Reputation: 2318
I have a table with some hundred million records, with about 15 different columns. The data is among others speed recordings, with a timestamp, an id on the vehicle that is tracked and a speed recording. A single vehicle can have hundreds of thousands speed recordings, and there is about 40 000 different vehicles.
I want to find the maximum speed recording for each single vehicle.
Just querying:
SELECT userid, max(speed) from SpeedReadings group by userid
Takes a lot of time, so I want to optimize this. My first notion is to make a index with userid and speed. Does the order of the variables in the query, and the index table matter?
Is there speed difference between those two queries:
SELECT userid, max(speed) from SpeedReadings group by userid
SELECT distinct userid, max(speed) from SpeedReadings
Upvotes: 0
Views: 422
Reputation: 180010
The best way to optimize the grouping is to have the data stored in a list that is sorted by the user ID, so that the database does not need to keep all possible results around.

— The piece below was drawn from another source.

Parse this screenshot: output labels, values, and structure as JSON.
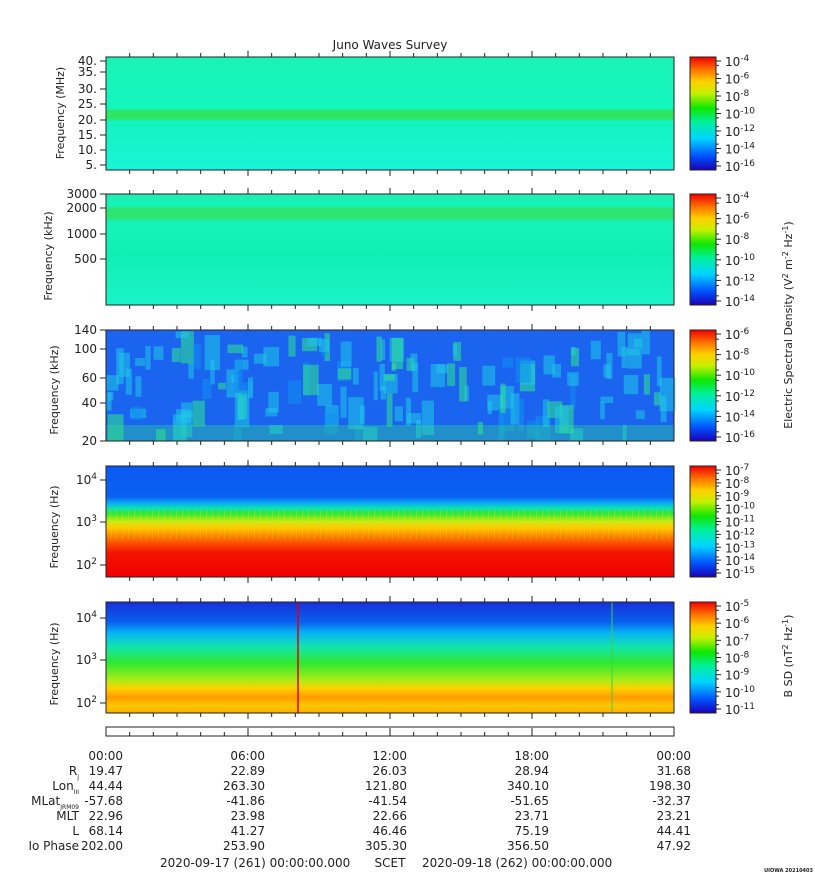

In other words, you need an index where userid
is the first column.
To speed up the computation further, append the speed
column to the index to get a covering index.
The order of columns in the query does not matter.
There is a speed difference with the query SELECT distinct userid, max(speed) from SpeedReadings
, but I guess you want to get the correct result, so the difference does not matter.
Upvotes: 1